Friday, November 13, 2015

Thirty Days of CCS #13: Reilly Hadden

Reilly Hadden has an intriguing series called Astral Birth Canal, which reminds me a bit of the early Chuck Forsman Snake Oil series. There are interlocking, nightmarish fantasy stories that weave in and out of each other. One follows a girl who appears in a forest and is immediately surrounded by giant crows, one of whom places a noose around her neck. She becomes friends with a bird girl and ends up in an even worse situation, in the sky house of a demonic figure on stilts. Then there's a narrative that features a young boy waiting for his warrior father to come home, but when the event happens, his father ignores him. A third narrative involves a peaceful race creating a warrior to avenge their yearly disaster when a monster comes around to raid their city. The warrior is surprised to find that the monster robbed them to build a staircase to the sun--and she is invited to join the monster.

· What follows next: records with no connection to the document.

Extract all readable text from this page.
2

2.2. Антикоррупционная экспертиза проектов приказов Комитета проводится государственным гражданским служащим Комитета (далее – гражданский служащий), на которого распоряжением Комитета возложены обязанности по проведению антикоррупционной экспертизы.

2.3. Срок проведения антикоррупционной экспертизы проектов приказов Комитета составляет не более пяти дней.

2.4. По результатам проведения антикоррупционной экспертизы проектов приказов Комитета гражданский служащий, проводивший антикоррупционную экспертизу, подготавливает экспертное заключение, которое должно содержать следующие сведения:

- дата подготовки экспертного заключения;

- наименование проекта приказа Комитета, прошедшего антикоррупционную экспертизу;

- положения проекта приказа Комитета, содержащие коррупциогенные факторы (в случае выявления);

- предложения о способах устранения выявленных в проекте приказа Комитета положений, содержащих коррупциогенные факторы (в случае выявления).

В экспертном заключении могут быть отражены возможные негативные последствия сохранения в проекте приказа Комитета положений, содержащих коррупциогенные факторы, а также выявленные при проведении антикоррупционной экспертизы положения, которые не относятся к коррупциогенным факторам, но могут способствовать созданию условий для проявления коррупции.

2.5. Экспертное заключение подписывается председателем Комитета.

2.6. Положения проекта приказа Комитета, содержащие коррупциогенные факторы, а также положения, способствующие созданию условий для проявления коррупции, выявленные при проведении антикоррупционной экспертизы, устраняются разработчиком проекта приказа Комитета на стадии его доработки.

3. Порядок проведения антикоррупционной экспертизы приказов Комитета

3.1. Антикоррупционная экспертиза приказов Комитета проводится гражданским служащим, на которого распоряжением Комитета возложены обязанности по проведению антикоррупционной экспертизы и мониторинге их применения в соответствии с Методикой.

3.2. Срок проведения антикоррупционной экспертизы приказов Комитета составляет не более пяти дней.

All of this happens in just the first issue, and the other three issues follow from this. I'm not sure how much of this was planned out and how much of the storytelling wound up as improvisation; either way, there's an appealing looseness to Hadden's line without sacrificing coherent narrative structure. If it is improv, then he's following the rules of long-form improv, a story-based art that keeps adding on to an initial premise while creating surprising links between sketches through callbacks. The second issue (in glorious color) features the stubby young boy, Edward (son of Bork) trying to find his dad and winding up in a series of caves suspiciously shaped like his father. The third issue finds the female warrior going up the stairs, only to have the narrative pulled back to reveal that the demonic feature was reading a story to the girls--and literally ripped the face off of the bird girl when she tried to escape. The fourth issue is a cosmic adventure featuring Bork that ties back in with the second issue.

What's immediately noticeable about this series is that it has so many possible but disparate influences that it's impossible to really isolate them, because Hadden has created his own style and visual language. I mentioned Forsman before, but there's touches of Jack Kirby, Josh Simmons, Chester Brown and possibly Jesse Moynihan as well. Horror and absurdity are mixed in equal measure, often in the same panel. The effect is disorienting, even dizzying, at times, as Hadden's aim is to keep the reader off-balance while still keeping his various narratives afloat. In many ways, Astral Birth Canal feels like a comics PhD project, where Hadden is exploring different styles and techniques while attempting to expand his limitations. There are still plenty of rough spots as he doesn't quite stick the landing on some of the drawings, and the line between loose cartooning and sloppy cartooning can be a thin one. That said, Hadden's greatest attribute is his understanding of effective and memorable character design, putting weird characters into strange situations with a great deal of restraint. Every issue expands on the ideas more and more, as each of the characters must deal with being out of place and in a totally insane new steady-state. While there are lots of fantasy and horror trappings to be found here, it's all in the service of a greater psychological probing of his characters and not just dumb fun.